The participants noted that the neo liberal paradigm of development had led to devastating implications for women. They underscored the complex link between the market economy, and the erosion in women’s status. The agrarian crisis, and the consequent further devaluation of women’s work has led to her increased impoverishment and marginalisation. Unemployment and underemployment among women is high. The denial of nutrition and health care, made worse by the introduction of user fees in health institutions, the lack of a universal PDS, accompanied by a decline in the consumption of food grains, the repeated increase in prices of essential commodities, the huge increase in dowry, without property rights and asset creation for women – all these have created a matrix where the girl child is supremely unwanted. While dowry demands are escalating, property rights for girls are not implemented properly. In Haryana, the daughter who inherits property from the father is expected to sign over her share to her brothers- otherwise she is subjected to a great deal of harassment. The growing incidence of violence against women and girls transforms them into even more of a burden.
Thus, there are a plethora of factors leading to the girl child being killed or neglected to die before or after she is born, and it is necessary to address these comprehensively, for the government to arrest the decline in child sex ratios.
The meeting resolved to launch a nation-wide campaign and struggle highlighting the following issues:
* The government should implement the PcPNDT Act stringently and show political will to curb this crime.
* The Central Supervisory Board, and the equivalent state mechanisms, all the monitoring committees and appropriate authorities should comprise of members who have both knowledge of the law, and proven commitment to upholding the rights of girl children. All monitoring committees must be constituted properly. Swift punitive action should be taken against the offenders.

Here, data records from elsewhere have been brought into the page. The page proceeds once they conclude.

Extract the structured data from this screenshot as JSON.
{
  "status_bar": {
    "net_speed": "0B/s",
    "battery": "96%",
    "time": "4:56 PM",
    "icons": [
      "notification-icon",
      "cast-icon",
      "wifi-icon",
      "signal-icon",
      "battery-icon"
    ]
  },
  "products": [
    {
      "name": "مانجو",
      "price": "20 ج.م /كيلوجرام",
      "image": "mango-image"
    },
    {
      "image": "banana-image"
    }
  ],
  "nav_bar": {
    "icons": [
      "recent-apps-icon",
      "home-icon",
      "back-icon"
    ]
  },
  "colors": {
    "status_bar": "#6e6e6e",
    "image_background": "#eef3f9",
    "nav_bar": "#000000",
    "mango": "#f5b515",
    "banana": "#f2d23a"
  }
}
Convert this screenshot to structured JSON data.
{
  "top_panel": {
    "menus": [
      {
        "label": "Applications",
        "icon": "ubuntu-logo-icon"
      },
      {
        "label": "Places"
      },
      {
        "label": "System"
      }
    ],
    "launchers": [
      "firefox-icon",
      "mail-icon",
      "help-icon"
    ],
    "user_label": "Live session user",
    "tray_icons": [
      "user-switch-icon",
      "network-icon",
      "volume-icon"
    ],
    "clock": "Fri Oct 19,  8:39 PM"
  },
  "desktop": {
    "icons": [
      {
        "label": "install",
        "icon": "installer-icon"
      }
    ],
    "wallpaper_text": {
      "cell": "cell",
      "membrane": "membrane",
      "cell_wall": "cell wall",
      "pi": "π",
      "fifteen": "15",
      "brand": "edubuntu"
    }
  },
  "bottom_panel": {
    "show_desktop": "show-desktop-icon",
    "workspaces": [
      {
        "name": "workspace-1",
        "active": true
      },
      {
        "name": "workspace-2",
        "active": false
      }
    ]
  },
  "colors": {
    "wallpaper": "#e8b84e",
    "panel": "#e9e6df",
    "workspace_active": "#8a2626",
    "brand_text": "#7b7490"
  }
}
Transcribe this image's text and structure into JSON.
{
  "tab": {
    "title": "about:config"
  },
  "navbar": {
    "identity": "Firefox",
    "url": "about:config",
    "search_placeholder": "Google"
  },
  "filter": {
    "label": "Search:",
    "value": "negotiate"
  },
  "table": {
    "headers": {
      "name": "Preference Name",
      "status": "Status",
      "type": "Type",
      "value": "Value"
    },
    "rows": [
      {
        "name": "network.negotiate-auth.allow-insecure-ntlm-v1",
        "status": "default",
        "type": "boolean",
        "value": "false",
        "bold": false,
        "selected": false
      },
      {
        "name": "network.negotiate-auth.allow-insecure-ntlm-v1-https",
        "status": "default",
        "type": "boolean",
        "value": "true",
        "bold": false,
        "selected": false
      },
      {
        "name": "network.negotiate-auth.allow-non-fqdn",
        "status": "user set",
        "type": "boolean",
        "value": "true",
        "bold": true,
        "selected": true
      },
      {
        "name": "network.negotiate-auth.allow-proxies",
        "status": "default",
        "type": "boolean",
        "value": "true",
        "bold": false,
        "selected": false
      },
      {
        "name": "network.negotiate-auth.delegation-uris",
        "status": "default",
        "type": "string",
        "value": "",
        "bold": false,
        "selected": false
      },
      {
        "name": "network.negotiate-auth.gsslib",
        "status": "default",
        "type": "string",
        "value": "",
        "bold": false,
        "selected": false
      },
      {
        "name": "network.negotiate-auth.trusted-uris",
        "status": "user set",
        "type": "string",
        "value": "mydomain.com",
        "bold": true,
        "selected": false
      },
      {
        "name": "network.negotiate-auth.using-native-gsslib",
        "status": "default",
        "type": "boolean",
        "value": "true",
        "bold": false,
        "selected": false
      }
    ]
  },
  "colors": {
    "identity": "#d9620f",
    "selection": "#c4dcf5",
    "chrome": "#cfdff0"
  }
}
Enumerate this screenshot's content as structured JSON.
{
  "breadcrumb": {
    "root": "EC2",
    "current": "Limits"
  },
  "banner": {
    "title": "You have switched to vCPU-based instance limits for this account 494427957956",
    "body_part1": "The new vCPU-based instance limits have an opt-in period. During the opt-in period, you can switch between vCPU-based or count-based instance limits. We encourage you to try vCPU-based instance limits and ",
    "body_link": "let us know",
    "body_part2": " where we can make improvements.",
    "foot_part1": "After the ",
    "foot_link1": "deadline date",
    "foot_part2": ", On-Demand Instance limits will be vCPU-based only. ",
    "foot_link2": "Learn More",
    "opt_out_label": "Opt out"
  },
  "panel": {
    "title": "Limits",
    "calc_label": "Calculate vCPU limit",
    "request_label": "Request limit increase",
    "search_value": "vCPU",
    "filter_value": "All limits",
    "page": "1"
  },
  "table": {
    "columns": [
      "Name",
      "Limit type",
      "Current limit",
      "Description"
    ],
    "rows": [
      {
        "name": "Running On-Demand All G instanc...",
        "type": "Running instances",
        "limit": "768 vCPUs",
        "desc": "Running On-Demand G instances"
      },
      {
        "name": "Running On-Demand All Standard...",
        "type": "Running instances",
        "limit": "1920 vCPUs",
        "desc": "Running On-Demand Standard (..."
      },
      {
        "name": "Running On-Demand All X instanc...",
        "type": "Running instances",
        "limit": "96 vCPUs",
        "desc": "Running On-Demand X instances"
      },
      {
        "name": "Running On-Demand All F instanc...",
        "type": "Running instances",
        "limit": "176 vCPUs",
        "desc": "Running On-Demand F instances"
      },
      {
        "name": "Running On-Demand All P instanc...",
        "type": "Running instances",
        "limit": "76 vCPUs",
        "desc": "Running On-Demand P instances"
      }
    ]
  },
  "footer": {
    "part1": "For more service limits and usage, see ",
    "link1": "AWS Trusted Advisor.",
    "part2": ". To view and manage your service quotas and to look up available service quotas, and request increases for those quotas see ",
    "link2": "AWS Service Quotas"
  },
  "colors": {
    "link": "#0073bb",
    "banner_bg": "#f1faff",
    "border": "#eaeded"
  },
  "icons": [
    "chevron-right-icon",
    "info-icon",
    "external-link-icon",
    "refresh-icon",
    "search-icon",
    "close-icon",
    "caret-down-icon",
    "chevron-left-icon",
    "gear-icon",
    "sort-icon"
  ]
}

* The two child norm should be withdrawn with immediate effect, including all related incentives and disincentives.
* Existing schemes for girl children must be critically examined and reformulated such that they are universal and are not linked to any kind of conditionalities and stereotypes.
* Monitoring for proper implementation of the Act must not violate privacy rights of pregnant women. The introduction of ‘silent observer’ in ultrasound machines should be reconsidered in this context.
* Rampant privatisation of public health care should be curbed with an umbrella legislation on healthcare. Misuse of new technologies like the Assisted Reproductive Technologies (ARTs) for sex selection should be prevented.